Lauren Burrell – ICSL

Phone: 404.894.9356
Fax: 404.894.4130

Room 218
Manufacturing Research Center
Georgia Institute of Technology
813 Ferst Drive, N.W.
Atlanta, GA 30332-0560 USA
Research Group: Bioengineering


Lauren earned a Bachelor of Computer Engineering from the University of Delaware in 2001 and a Master of Science in Electrical and Computer Engineering from Georgia Institute of Technology in 2002. She joined ICSL in the summer of 2003 and is currently a Ph.D. candidate in Electrical Engineering at the Georgia Institute of Technology. Lauren’s research focuses on combining features of electroencelphalography (EEG) and functional magenetic resonance imaging (fMRI) to accurately localize the source of epileptic activity in the brain in order to facilitate surgical removal of the affected area and to direct placement of implantable electrodes for neurostimulation.


Epileptic Focus.png

Epilepsy, a chronic neurological disorder characterized by recurrent, unprovoked seizures, affects up to one percent of the world’s population. Antiepileptic drug therapies are ineffective in over 30% of epilepsy patients. In these cases, the medications either do not successfully control seizures or have unacceptable side effects. Approximately one-third of patients whose seizures cannot be controlled by medication are candidates for surgical removal of the affected area of the brain, potentially rendering them seizure free. Accurate localization of the epileptogenic focus, i.e. the area of seizure onset, is critical for the best surgical outcome. Currently the most widely used tool for localization of the epileptogenic zone is electroencephalography. While the electroencephalogram (EEG) has high temporal resolution, it suffers from poor spatial resolution. Combining EEG recordings with a diagnostic tool possessing higher spatial resolution, such as functional magnetic resonance imaging (fMRI), might allow for more precise localization of the epileptogenic focus. The primary objective of the proposed research is to develop a set of fMRI data features that can be used to distinguish between normal brain tissue and the epileptic focus. These features will then be fused using genetic programming (GP) to find a single feature capable of localizing the epileptic activity.

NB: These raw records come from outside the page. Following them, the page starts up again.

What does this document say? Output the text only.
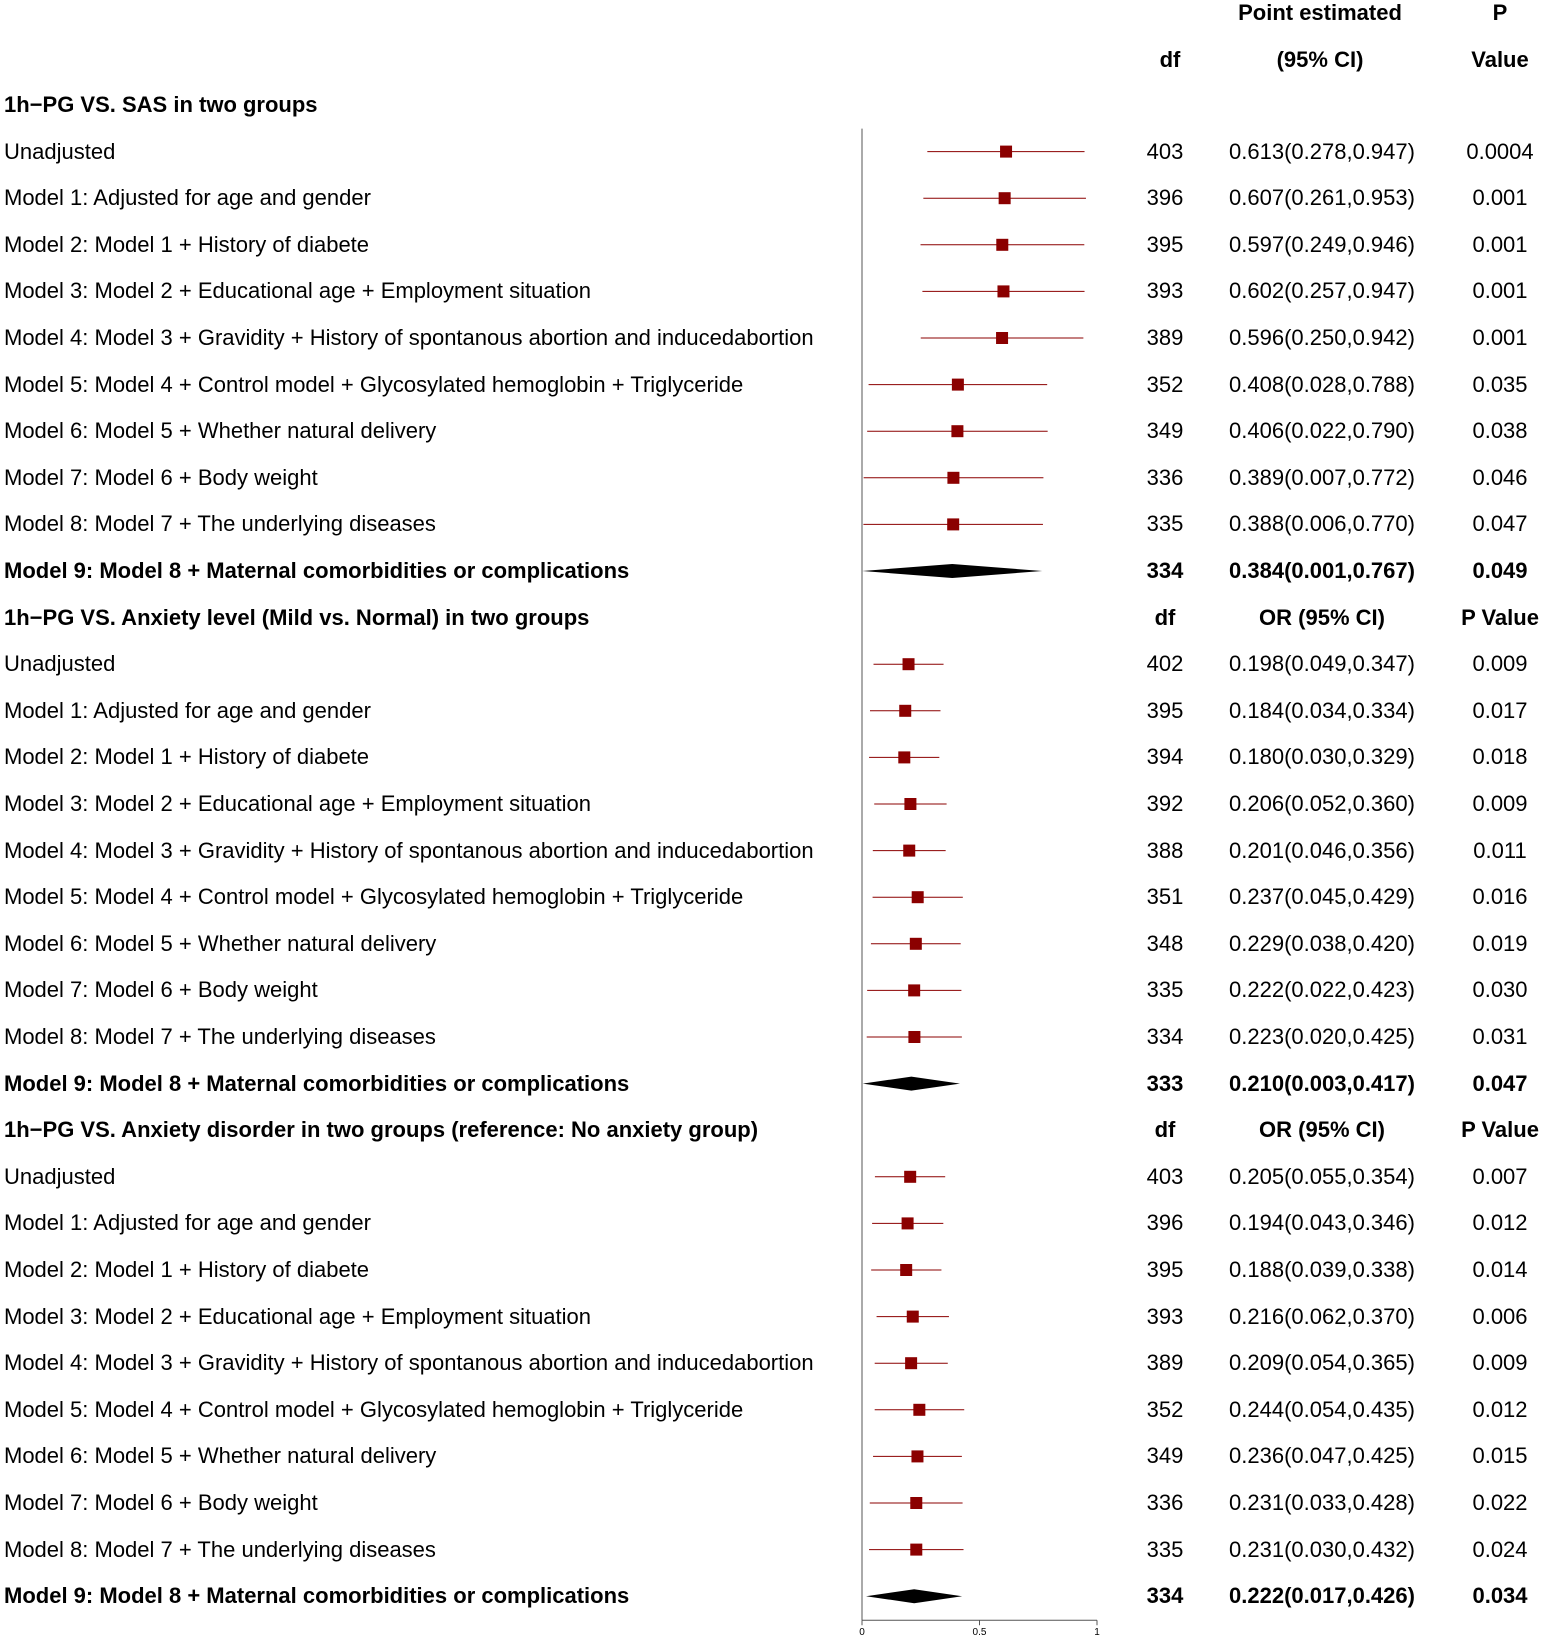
Point estimated	P
df	(95% CI)	Value
1h−PG VS. SAS in two groups
Unadjusted	403	0.613(0.278,0.947)	0.0004
Model 1: Adjusted for age and gender	396	0.607(0.261,0.953)	0.001
Model 2: Model 1 + History of diabete	395	0.597(0.249,0.946)	0.001
Model 3: Model 2 + Educational age + Employment situation	393	0.602(0.257,0.947)	0.001
Model 4: Model 3 + Gravidity + History of spontanous abortion and inducedabortion	389	0.596(0.250,0.942)	0.001
Model 5: Model 4 + Control model + Glycosylated hemoglobin + Triglyceride	352	0.408(0.028,0.788)	0.035
Model 6: Model 5 + Whether natural delivery	349	0.406(0.022,0.790)	0.038
Model 7: Model 6 + Body weight	336	0.389(0.007,0.772)	0.046
Model 8: Model 7 + The underlying diseases	335	0.388(0.006,0.770)	0.047
Model 9: Model 8 + Maternal comorbidities or complications	334	0.384(0.001,0.767)	0.049
1h−PG VS. Anxiety level (Mild vs. Normal) in two groups	df	OR (95% CI)	P Value
Unadjusted	402	0.198(0.049,0.347)	0.009
Model 1: Adjusted for age and gender	395	0.184(0.034,0.334)	0.017
Model 2: Model 1 + History of diabete	394	0.180(0.030,0.329)	0.018
Model 3: Model 2 + Educational age + Employment situation	392	0.206(0.052,0.360)	0.009
Model 4: Model 3 + Gravidity + History of spontanous abortion and inducedabortion	388	0.201(0.046,0.356)	0.011
Model 5: Model 4 + Control model + Glycosylated hemoglobin + Triglyceride	351	0.237(0.045,0.429)	0.016
Model 6: Model 5 + Whether natural delivery	348	0.229(0.038,0.420)	0.019
Model 7: Model 6 + Body weight	335	0.222(0.022,0.423)	0.030
Model 8: Model 7 + The underlying diseases	334	0.223(0.020,0.425)	0.031
Model 9: Model 8 + Maternal comorbidities or complications	333	0.210(0.003,0.417)	0.047
1h−PG VS. Anxiety disorder in two groups (reference: No anxiety group)	df	OR (95% CI)	P Value
Unadjusted	403	0.205(0.055,0.354)	0.007
Model 1: Adjusted for age and gender	396	0.194(0.043,0.346)	0.012
Model 2: Model 1 + History of diabete	395	0.188(0.039,0.338)	0.014
Model 3: Model 2 + Educational age + Employment situation	393	0.216(0.062,0.370)	0.006
Model 4: Model 3 + Gravidity + History of spontanous abortion and inducedabortion	389	0.209(0.054,0.365)	0.009
Model 5: Model 4 + Control model + Glycosylated hemoglobin + Triglyceride	352	0.244(0.054,0.435)	0.012
Model 6: Model 5 + Whether natural delivery	349	0.236(0.047,0.425)	0.015
Model 7: Model 6 + Body weight	336	0.231(0.033,0.428)	0.022
Model 8: Model 7 + The underlying diseases	335	0.231(0.030,0.432)	0.024
Model 9: Model 8 + Maternal comorbidities or complications	334	0.222(0.017,0.426)	0.034
0	0.5	1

Functional Magnetic Resonance Imaging (fMRI)
Functional magnetic resonance imaging (fMRI) is a noninvasive neuroimaging technique that indirectly measures neural activity by measuring changes in blood flow, blood volume, and blood oxygenation. Through the analysis of fMRI data, which consist of sequences of images acquired over time, the spatiotemporal dynamics of brain activation can be explored. The contrast in these images is attributable to differences in tissue function rather than structure. High-resolution anatomical scans enable identification of any structural abnormalities that might be present, while functional scans provide useful information about brain activity. This information is especially helpful in the absence of any structural irregularities, which would explain the atypical brain function. In fMRI, the voxel size is limited by the tradeoff between small voxel dimension and high signal-to-noise ratio; however, even with this constraint, the spatial resolution of fMRI is still relatively high – on the order of a few millimeters. The temporal resolution of fMRI in human studies is generally in the range of one to three seconds per three-dimensional image. Electroencephalogram (EEG) recordings have temporal resolution on the order of milliseconds, so when EEG and fMRI data are combined epileptic activity can be precisely localized both spatially and temporally.

Genetic Programming (GP)
Genetic programming (GP) is a machine learning technique that employs an evolutionary algorithm to generate an optimal program to solve a given problem. Evolutionary algorithms apply genetic operators such as reproduction, mutation, crossover, and selection to find optimal solutions from populations of candidate solutions, also known as individuals or chromosomes. Individuals are assessed through evaluation of a fitness function, which measures the individual’s ability to solve the given problem. The result of the algorithm is the individual with the best fitness.